The profit function $ P(x) $ is the difference between revenue $ R(x) $ and cost $ C(x) $:

\[
P(x) = R(x) - C(x)
\]

Given:
- $ R(x) = 138.6x - 0.015x^2 $
- $ C(x) = 12,000 + 69.3x - 0.03x^2 + 0.00001x^3 $

Substitute the expressions for $ R(x) $ and $ C(x) $ into the profit function:

\[
P(x) = \left( 138.6x - 0.015x^2 \right) - \left( 12,000 + 69.3x - 0.03x^2 + 0.00001x^3 \right)
\]

Simplify the expression:

\[
P(x) = 138.6x - 0.015x^2 - 12,000 - 69.3x + 0.03x^2 - 0.00001x^3
\]

\[
P(x) = (138.6x - 69.3x) + (-0.015x^2 + 0.03x^2) - 12,000 - 0.00001x^3
\]

\[
P(x) = 69.3x + 0.015x^2 - 12,000 - 0.00001x^3
\]

### Step 2: Find the critical points.
To find the number of units that maximize the profit, we take the derivative of $ P(x) $ with respect to $ x $ and set it equal to zero.

\[
P'(x) = \frac{d}{dx} \left( 69.3x + 0.015x^2 - 12,000 - 0.00001x^3 \right)
\]

\[
P'(x) = 69.3 + 2(0.015)x - 3(0.00001)x^2
\]

\[
P'(x) = 69.3 + 0.03x - 0.00003x^2
\]

Set $ P'(x) = 0 $:

\[
69.3 + 0.03x - 0.00003x^2 = 0
\]

### Step 3: Solve the quadratic equation.
Rearrange the equation:

\[
0.00003x^2 - 0.03x - 69.3 = 0
\]

Multiply through by 100,000 to eliminate the decimals:

\[
3x^2 - 3,000x - 6,930,000 = 0
\]

Now solve this quadratic equation using the quadratic formula:

\[
x = \frac{-(-3,000) \pm \sqrt{(-3,000)^2 - 4(3)(-6,930,000)}}{2(3)}
\]

\[
x = \frac{3,000 \pm \sqrt{9,000,000 + 83,160,000}}{6}
\]

\[
x = \frac{3,000 \pm \sqrt{92,160,000}}{6}
\]

\[
x = \frac{3,000 \pm 9,600}{6}
\]

Thus:

\[
x_1 = \frac{3,000 + 9,600}{6} = \frac{12,600}{6} = 2,100
\]

\[
x_2 = \frac{3,000 - 9,600}{6} = \frac{-6,600}{6} = -1,100
\]

Since the number of units produced must be positive, we choose $ x = 2,100 $.
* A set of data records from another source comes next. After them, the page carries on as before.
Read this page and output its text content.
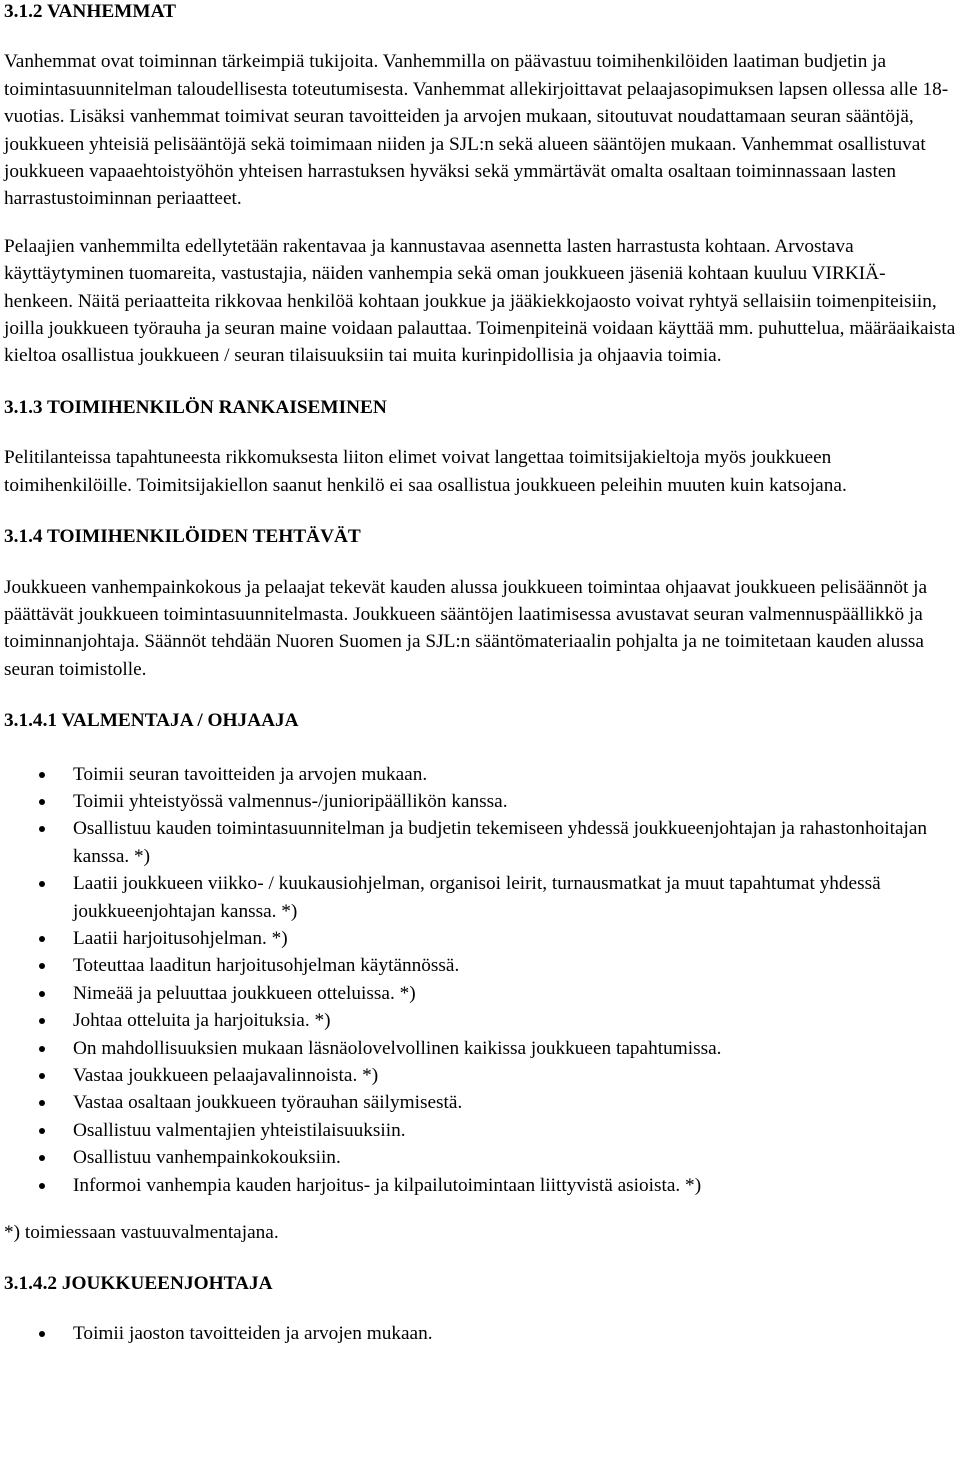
3.1.2 VANHEMMAT

Vanhemmat ovat toiminnan tärkeimpiä tukijoita. Vanhemmilla on päävastuu toimihenkilöiden laatiman budjetin ja toimintasuunnitelman taloudellisesta toteutumisesta. Vanhemmat allekirjoittavat pelaajasopimuksen lapsen ollessa alle 18-vuotias. Lisäksi vanhemmat toimivat seuran tavoitteiden ja arvojen mukaan, sitoutuvat noudattamaan seuran sääntöjä, joukkueen yhteisiä pelisääntöjä sekä toimimaan niiden ja SJL:n sekä alueen sääntöjen mukaan. Vanhemmat osallistuvat joukkueen vapaaehtoistyöhön yhteisen harrastuksen hyväksi sekä ymmärtävät omalta osaltaan toiminnassaan lasten harrastustoiminnan periaatteet.

Pelaajien vanhemmilta edellytetään rakentavaa ja kannustavaa asennetta lasten harrastusta kohtaan. Arvostava käyttäytyminen tuomareita, vastustajia, näiden vanhempia sekä oman joukkueen jäseniä kohtaan kuuluu VIRKIÄ- henkeen. Näitä periaatteita rikkovaa henkilöä kohtaan joukkue ja jääkiekkojaosto voivat ryhtyä sellaisiin toimenpiteisiin, joilla joukkueen työrauha ja seuran maine voidaan palauttaa. Toimenpiteinä voidaan käyttää mm. puhuttelua, määräaikaista kieltoa osallistua joukkueen / seuran tilaisuuksiin tai muita kurinpidollisia ja ohjaavia toimia.

3.1.3 TOIMIHENKILÖN RANKAISEMINEN

Pelitilanteissa tapahtuneesta rikkomuksesta liiton elimet voivat langettaa toimitsijakieltoja myös joukkueen toimihenkilöille. Toimitsijakiellon saanut henkilö ei saa osallistua joukkueen peleihin muuten kuin katsojana.

3.1.4 TOIMIHENKILÖIDEN TEHTÄVÄT

Joukkueen vanhempainkokous ja pelaajat tekevät kauden alussa joukkueen toimintaa ohjaavat joukkueen pelisäännöt ja päättävät joukkueen toimintasuunnitelmasta. Joukkueen sääntöjen laatimisessa avustavat seuran valmennuspäällikkö ja toiminnanjohtaja. Säännöt tehdään Nuoren Suomen ja SJL:n sääntömateriaalin pohjalta ja ne toimitetaan kauden alussa seuran toimistolle.

3.1.4.1 VALMENTAJA / OHJAAJA
Toimii seuran tavoitteiden ja arvojen mukaan.
Toimii yhteistyössä valmennus-/junioripäällikön kanssa.
Osallistuu kauden toimintasuunnitelman ja budjetin tekemiseen yhdessä joukkueenjohtajan ja rahastonhoitajan kanssa. *)
Laatii joukkueen viikko- / kuukausiohjelman, organisoi leirit, turnausmatkat ja muut tapahtumat yhdessä joukkueenjohtajan kanssa. *)
Laatii harjoitusohjelman. *)
Toteuttaa laaditun harjoitusohjelman käytännössä.
Nimeää ja peluuttaa joukkueen otteluissa. *)
Johtaa otteluita ja harjoituksia. *)
On mahdollisuuksien mukaan läsnäolovelvollinen kaikissa joukkueen tapahtumissa.
Vastaa joukkueen pelaajavalinnoista. *)
Vastaa osaltaan joukkueen työrauhan säilymisestä.
Osallistuu valmentajien yhteistilaisuuksiin.
Osallistuu vanhempainkokouksiin.
Informoi vanhempia kauden harjoitus- ja kilpailutoimintaan liittyvistä asioista. *)

*) toimiessaan vastuuvalmentajana.

3.1.4.2 JOUKKUEENJOHTAJA
Toimii jaoston tavoitteiden ja arvojen mukaan.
### Step 4: Verify that this is a maximum.
To confirm that $ x = 2,100 $ gives a maximum profit, we take the second derivative of $ P(x) $:

\[
P''(x) = \frac{d}{dx} \left( 69.3 + 0.03x - 0.00003x^2 \right)
\]

\[
P''(x) = 0.03 - 0.00006x
\]

Substitute $ x = 2,100 $ into $ P''(x) $:

\[
P''(2,100) = 0.03 - 0.00006(2,100) = 0.03 - 0.126 = -0.096
\]

Since $ P''(2,100) < 0 $, the profit is maximized at $ x = 2,100 $.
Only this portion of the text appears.